What if Phez Hunters were Mic'd up

BUSTA WOOSTER

New member
I think pheasant hunters should be mic'd up just like the NFL guys: What would your mic repeat? Would you be caught sailing cuss words after a bird or would it be the Tim Tebow approach and your version of smack talk be God Bless? And the famous Red Neck Words:eek:
 
The mic would likely melt . . .
 
My would play back alot of laughing and an occaissonal ''Where the hell...?"
 
I would be boring, just me sending the dog by name for a retrieve.:D

I get a kick out of those guy's that scream all the time, "ROOSTER", "ROOSTER", "HEN", "ROOSTER". Probably dosent like you using a whistle. That drives me nuts, and I useualy don't hunt twice with them.

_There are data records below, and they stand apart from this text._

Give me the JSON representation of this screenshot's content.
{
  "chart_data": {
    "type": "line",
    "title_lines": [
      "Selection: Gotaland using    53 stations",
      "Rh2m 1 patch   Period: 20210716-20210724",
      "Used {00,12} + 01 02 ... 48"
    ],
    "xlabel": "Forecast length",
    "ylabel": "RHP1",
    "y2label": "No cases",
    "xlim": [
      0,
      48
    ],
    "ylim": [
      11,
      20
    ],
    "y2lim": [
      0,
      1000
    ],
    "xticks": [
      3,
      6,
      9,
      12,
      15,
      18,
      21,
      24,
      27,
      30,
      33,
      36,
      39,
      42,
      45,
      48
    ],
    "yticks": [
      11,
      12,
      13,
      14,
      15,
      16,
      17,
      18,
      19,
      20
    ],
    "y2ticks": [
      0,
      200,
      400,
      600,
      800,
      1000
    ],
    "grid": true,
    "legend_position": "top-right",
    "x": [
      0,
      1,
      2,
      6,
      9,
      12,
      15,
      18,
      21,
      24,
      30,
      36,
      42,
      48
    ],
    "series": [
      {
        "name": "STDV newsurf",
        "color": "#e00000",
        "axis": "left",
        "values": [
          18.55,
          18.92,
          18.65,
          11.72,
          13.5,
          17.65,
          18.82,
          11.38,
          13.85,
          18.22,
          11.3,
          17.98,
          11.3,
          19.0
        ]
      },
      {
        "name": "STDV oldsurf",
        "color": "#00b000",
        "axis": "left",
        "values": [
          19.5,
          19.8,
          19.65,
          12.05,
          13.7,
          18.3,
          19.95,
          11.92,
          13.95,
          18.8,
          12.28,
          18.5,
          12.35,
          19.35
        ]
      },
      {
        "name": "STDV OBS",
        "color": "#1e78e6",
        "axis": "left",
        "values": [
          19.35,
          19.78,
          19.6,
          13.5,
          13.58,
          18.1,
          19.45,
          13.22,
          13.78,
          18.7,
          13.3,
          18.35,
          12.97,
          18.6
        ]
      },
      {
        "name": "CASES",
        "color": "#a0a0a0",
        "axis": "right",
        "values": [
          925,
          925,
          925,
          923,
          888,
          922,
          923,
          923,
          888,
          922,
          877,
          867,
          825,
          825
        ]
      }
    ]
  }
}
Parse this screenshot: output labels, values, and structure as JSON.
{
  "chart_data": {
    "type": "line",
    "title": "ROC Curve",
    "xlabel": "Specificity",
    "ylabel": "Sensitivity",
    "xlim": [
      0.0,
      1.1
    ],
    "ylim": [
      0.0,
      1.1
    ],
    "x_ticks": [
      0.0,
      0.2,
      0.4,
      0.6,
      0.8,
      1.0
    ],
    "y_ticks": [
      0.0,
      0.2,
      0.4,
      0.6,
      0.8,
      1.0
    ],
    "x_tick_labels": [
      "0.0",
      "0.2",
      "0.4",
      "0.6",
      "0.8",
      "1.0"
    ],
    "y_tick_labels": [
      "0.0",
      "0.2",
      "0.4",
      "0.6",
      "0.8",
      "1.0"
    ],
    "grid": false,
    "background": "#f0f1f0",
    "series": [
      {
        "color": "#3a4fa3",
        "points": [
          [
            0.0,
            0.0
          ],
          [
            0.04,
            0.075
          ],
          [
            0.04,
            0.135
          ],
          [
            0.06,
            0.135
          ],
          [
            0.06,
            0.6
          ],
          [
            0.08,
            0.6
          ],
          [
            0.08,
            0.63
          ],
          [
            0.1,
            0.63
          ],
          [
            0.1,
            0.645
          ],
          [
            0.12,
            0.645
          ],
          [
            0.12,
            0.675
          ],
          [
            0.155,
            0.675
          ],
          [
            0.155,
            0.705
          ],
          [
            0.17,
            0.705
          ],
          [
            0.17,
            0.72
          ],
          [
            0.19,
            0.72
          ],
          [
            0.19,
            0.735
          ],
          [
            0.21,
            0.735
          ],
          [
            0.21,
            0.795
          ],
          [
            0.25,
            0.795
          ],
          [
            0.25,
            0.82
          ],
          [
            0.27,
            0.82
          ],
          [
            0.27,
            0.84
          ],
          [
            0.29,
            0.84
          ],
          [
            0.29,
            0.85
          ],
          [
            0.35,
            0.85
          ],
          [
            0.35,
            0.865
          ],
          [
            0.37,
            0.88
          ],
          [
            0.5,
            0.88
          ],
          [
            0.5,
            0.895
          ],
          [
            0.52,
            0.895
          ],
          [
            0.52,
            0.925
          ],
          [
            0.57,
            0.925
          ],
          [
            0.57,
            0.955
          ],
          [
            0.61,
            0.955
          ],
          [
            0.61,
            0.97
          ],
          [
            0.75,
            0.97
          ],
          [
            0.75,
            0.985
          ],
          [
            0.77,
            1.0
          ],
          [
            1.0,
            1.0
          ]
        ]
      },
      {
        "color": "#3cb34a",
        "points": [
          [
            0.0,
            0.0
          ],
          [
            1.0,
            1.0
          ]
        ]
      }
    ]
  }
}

I have used and heard the ocasional f bomb though.:D
 
another good shot there Jim, man another double, not as nice as that triple I made yesterday though. Whoops, I guess I did not shoulder the gun right that time, oh well better next time. Yeh right, that da#n SOB ching bird, I couldn't hit the broad side of a barn ifin I were standing in it. Or something like that, how about a rerun of that last play there boys. :):)
 
A mic would be alright as long as no one had a wardrobe malfunction . . .
 
I think my dog would still the mic and turn around with the evil eye and ask me if I were some kinda of F****** rookie, or just give me the silent treatment and show me the bird!
As for me on the mic: oh s*** that's actually a rooster: oh yea and I can shoot at him. Then the occaisional line of I just educated that bird to fly faster with lead pumping behind his kevlar vest.